According this same systematic review, Cheatham et al. (2015) determined that foam rolling does not actually enhance any muscle performance. They measured pre and post broad jumps, isometric strength, vertical jump height and power, and a timed shuttle run. They determined that there was no statistically significant change in performance based on those outcome measures but they did find that participants experienced a perception of less fatigue.
A good one I hear a lot is that people are foam rolling to break up scar tissue. Lets make one thing very clear… You are not breaking up scar tissue! Ask any surgeon and I am sure they will tell you that at times they have difficulty breaking up true scar tissue. THEY USE SHARP OBJECTS!!! So, do you really think you’re going to able to do so by rolling on the ground?
Last but not least, you are not making you tissues longer and you cannot stretch out your IT band. Chaudhry et al. in 2008 proposed a three-dimensional mathematical model for fascial deformation. They found that in the case of fascia lata (TFL), a predicted normal load of 9075 N (925 kg) and a tangential force of 4515 N (460 kg) are needed to produce even 1% compression and 1% shear.

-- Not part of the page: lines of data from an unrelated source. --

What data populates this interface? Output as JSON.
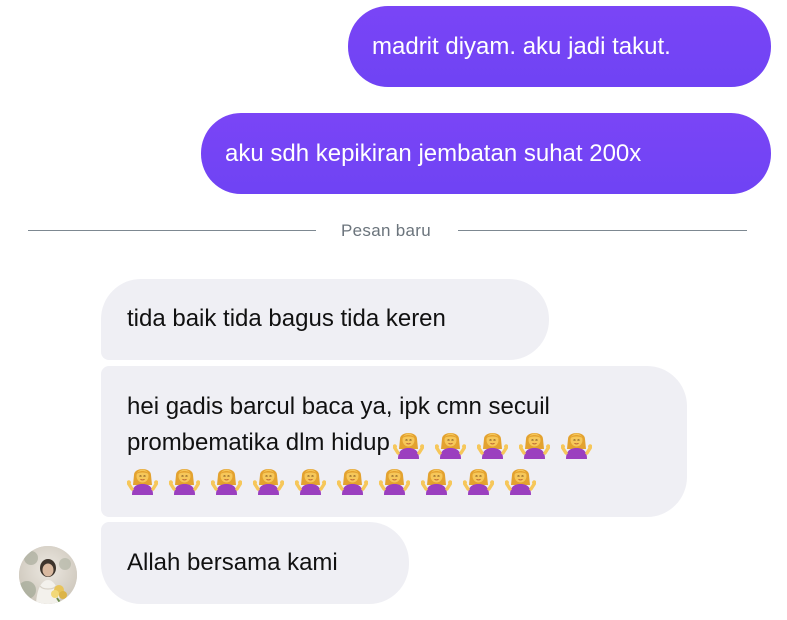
{
  "conversation": {
    "outgoing": [
      {
        "text": "madrit diyam. aku jadi takut."
      },
      {
        "text": "aku sdh kepikiran jembatan suhat 200x"
      }
    ],
    "divider": {
      "label": "Pesan baru"
    },
    "incoming": [
      {
        "text": "tida baik tida bagus tida keren"
      },
      {
        "line1": "hei gadis barcul baca ya, ipk cmn secuil",
        "line2": "prombematika dlm hidup",
        "emoji": "person-tipping-hand-emoji",
        "emoji_count_line2": 5,
        "emoji_count_line3": 10
      },
      {
        "text": "Allah bersama kami"
      }
    ]
  },
  "colors": {
    "outgoing_bubble": "#7444f5",
    "incoming_bubble": "#efeff4",
    "divider": "#7d8891"
  },
  "icons": {
    "avatar": "contact-avatar-photo",
    "emoji": "person-tipping-hand-emoji"
  }
}
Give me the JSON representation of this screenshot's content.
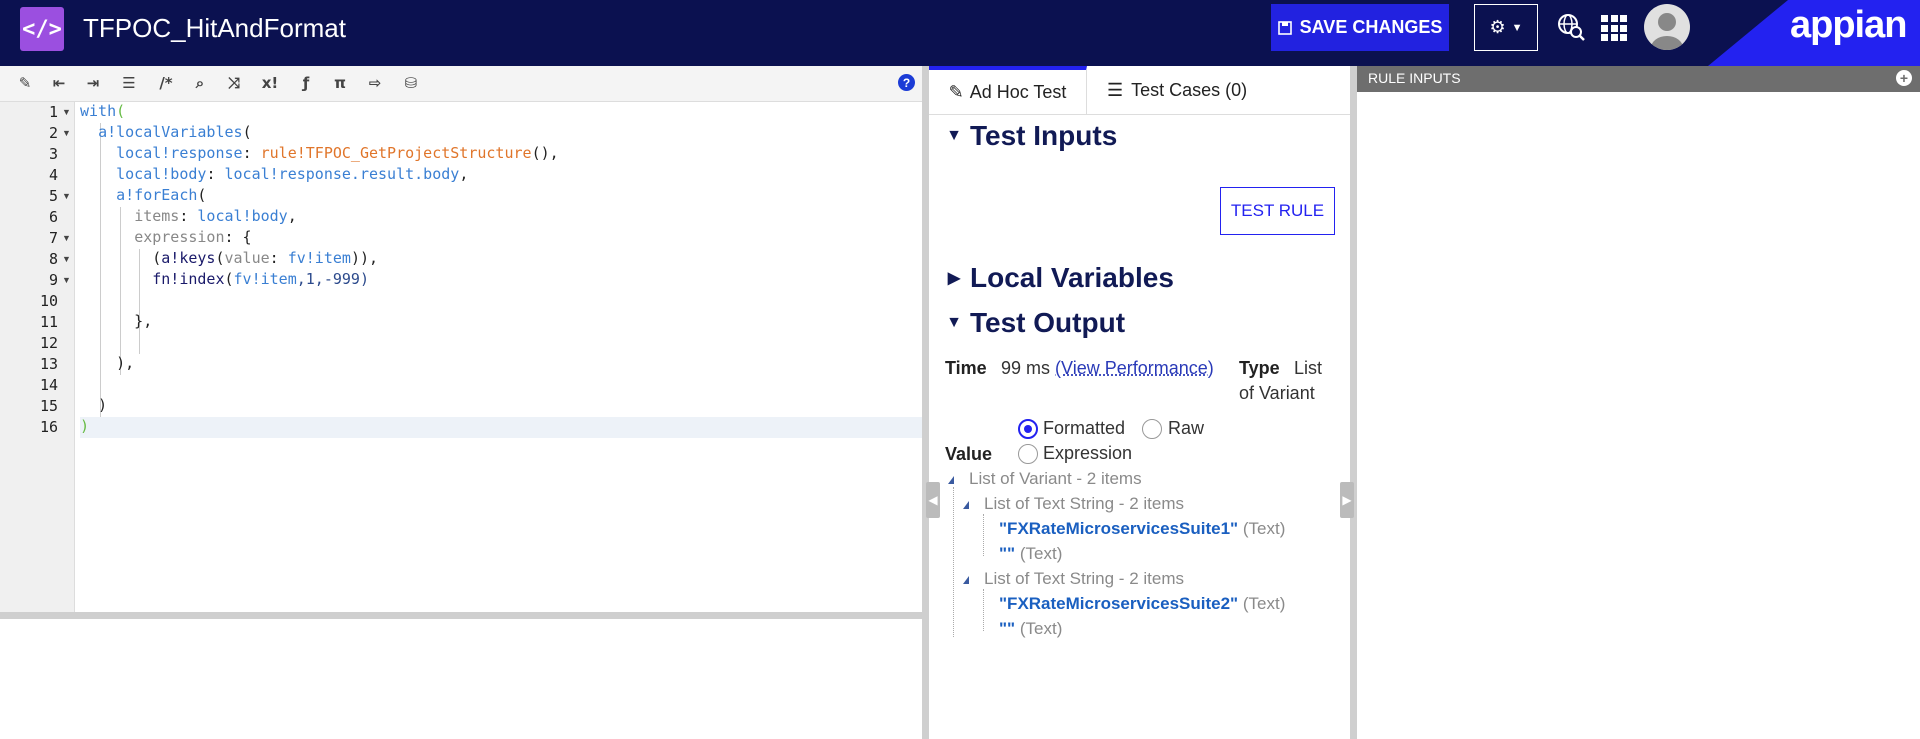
{
  "header": {
    "app_icon": "code-icon",
    "title": "TFPOC_HitAndFormat",
    "save_label": "SAVE CHANGES",
    "brand": "appian"
  },
  "editor": {
    "line_numbers": [
      "1",
      "2",
      "3",
      "4",
      "5",
      "6",
      "7",
      "8",
      "9",
      "10",
      "11",
      "12",
      "13",
      "14",
      "15",
      "16"
    ],
    "lines": [
      [
        {
          "t": "with",
          "c": "k"
        },
        {
          "t": "(",
          "c": "g"
        }
      ],
      [
        {
          "t": "  ",
          "c": "d"
        },
        {
          "t": "a!localVariables",
          "c": "k"
        },
        {
          "t": "(",
          "c": "d"
        }
      ],
      [
        {
          "t": "    ",
          "c": "d"
        },
        {
          "t": "local!response",
          "c": "k"
        },
        {
          "t": ": ",
          "c": "d"
        },
        {
          "t": "rule!TFPOC_GetProjectStructure",
          "c": "r"
        },
        {
          "t": "(),",
          "c": "d"
        }
      ],
      [
        {
          "t": "    ",
          "c": "d"
        },
        {
          "t": "local!body",
          "c": "k"
        },
        {
          "t": ": ",
          "c": "d"
        },
        {
          "t": "local!response.result.body",
          "c": "k"
        },
        {
          "t": ",",
          "c": "d"
        }
      ],
      [
        {
          "t": "    ",
          "c": "d"
        },
        {
          "t": "a!forEach",
          "c": "k"
        },
        {
          "t": "(",
          "c": "d"
        }
      ],
      [
        {
          "t": "      ",
          "c": "d"
        },
        {
          "t": "items",
          "c": "p"
        },
        {
          "t": ": ",
          "c": "d"
        },
        {
          "t": "local!body",
          "c": "k"
        },
        {
          "t": ",",
          "c": "d"
        }
      ],
      [
        {
          "t": "      ",
          "c": "d"
        },
        {
          "t": "expression",
          "c": "p"
        },
        {
          "t": ": {",
          "c": "d"
        }
      ],
      [
        {
          "t": "        (",
          "c": "d"
        },
        {
          "t": "a!keys",
          "c": "v"
        },
        {
          "t": "(",
          "c": "d"
        },
        {
          "t": "value",
          "c": "p"
        },
        {
          "t": ": ",
          "c": "d"
        },
        {
          "t": "fv!item",
          "c": "k"
        },
        {
          "t": ")),",
          "c": "d"
        }
      ],
      [
        {
          "t": "        ",
          "c": "d"
        },
        {
          "t": "fn!index",
          "c": "v"
        },
        {
          "t": "(",
          "c": "d"
        },
        {
          "t": "fv!item",
          "c": "k"
        },
        {
          "t": ",1,-999)",
          "c": "n"
        }
      ],
      [],
      [
        {
          "t": "      },",
          "c": "d"
        }
      ],
      [],
      [
        {
          "t": "    ),",
          "c": "d"
        }
      ],
      [],
      [
        {
          "t": "  )",
          "c": "d"
        }
      ],
      [
        {
          "t": ")",
          "c": "g"
        }
      ]
    ]
  },
  "tabs": {
    "adhoc": "Ad Hoc Test",
    "cases": "Test Cases (0)"
  },
  "test_panel": {
    "test_inputs": "Test Inputs",
    "test_rule": "TEST RULE",
    "local_variables": "Local Variables",
    "test_output": "Test Output",
    "time_label": "Time",
    "time_value": "99 ms",
    "view_performance": "(View Performance)",
    "type_label": "Type",
    "type_value_1": "List",
    "type_value_2": "of Variant",
    "value_label": "Value",
    "radio_formatted": "Formatted",
    "radio_raw": "Raw",
    "radio_expression": "Expression",
    "selected_format": "Formatted"
  },
  "tree": {
    "root": "List of Variant - 2 items",
    "group1": "List of Text String - 2 items",
    "g1_item1": "\"FXRateMicroservicesSuite1\"",
    "g1_item1_type": "(Text)",
    "g1_item2": "\"\"",
    "g1_item2_type": "(Text)",
    "group2": "List of Text String - 2 items",
    "g2_item1": "\"FXRateMicroservicesSuite2\"",
    "g2_item1_type": "(Text)",
    "g2_item2": "\"\"",
    "g2_item2_type": "(Text)"
  },
  "rule_inputs": {
    "header": "RULE INPUTS"
  }
}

Such forces are far beyond the physiologic range of manual therapy. Putting these numbers into perspective, it’s like taking your TFL and hanging both a cow and a pig from it, only have that tissue stretch by 1%. Yea… So, basically, your hands are not going to be able to put the weight two domestic farm animals into someone’s tissue. Also, when it comes to making your muscles longer, it can be done, but not by foam rolling or your normal stretching routine. Making your muscles actually longer means that one must add sarcomeres (muscle cell) to it, which is achieved by either splinting yourself in a seriously stretched and uncomfortable position for a long period of time, or through eccentric exercise.
- There are other proposed mechanisms as to why SMR works but it most likely activates neurological receptors in skin, fascia, and muscle to produce the effects observed.
- SMR helps increase joint range of motion in the short term when performed for 30 seconds to 1 minute 2-5 times at a moderate pace (think 1 inch per second)
- SMR decreases the effects of DOMS when performed for 20 minutes post strenuous exercise
- SMR does not increase muscle or fascia length
- SMR does not improve muscle performance or output
- SMR does not break up scar tissue
- We still do not know 100% why it works…but it works
Hope this helped give a slightly more rational perspective on foam rolling but again it’s important to understand that a lot of proposed mechanisms are still being studied. All in all, SMR is useful but don’t go crazy making your entire gym or rehab session about it.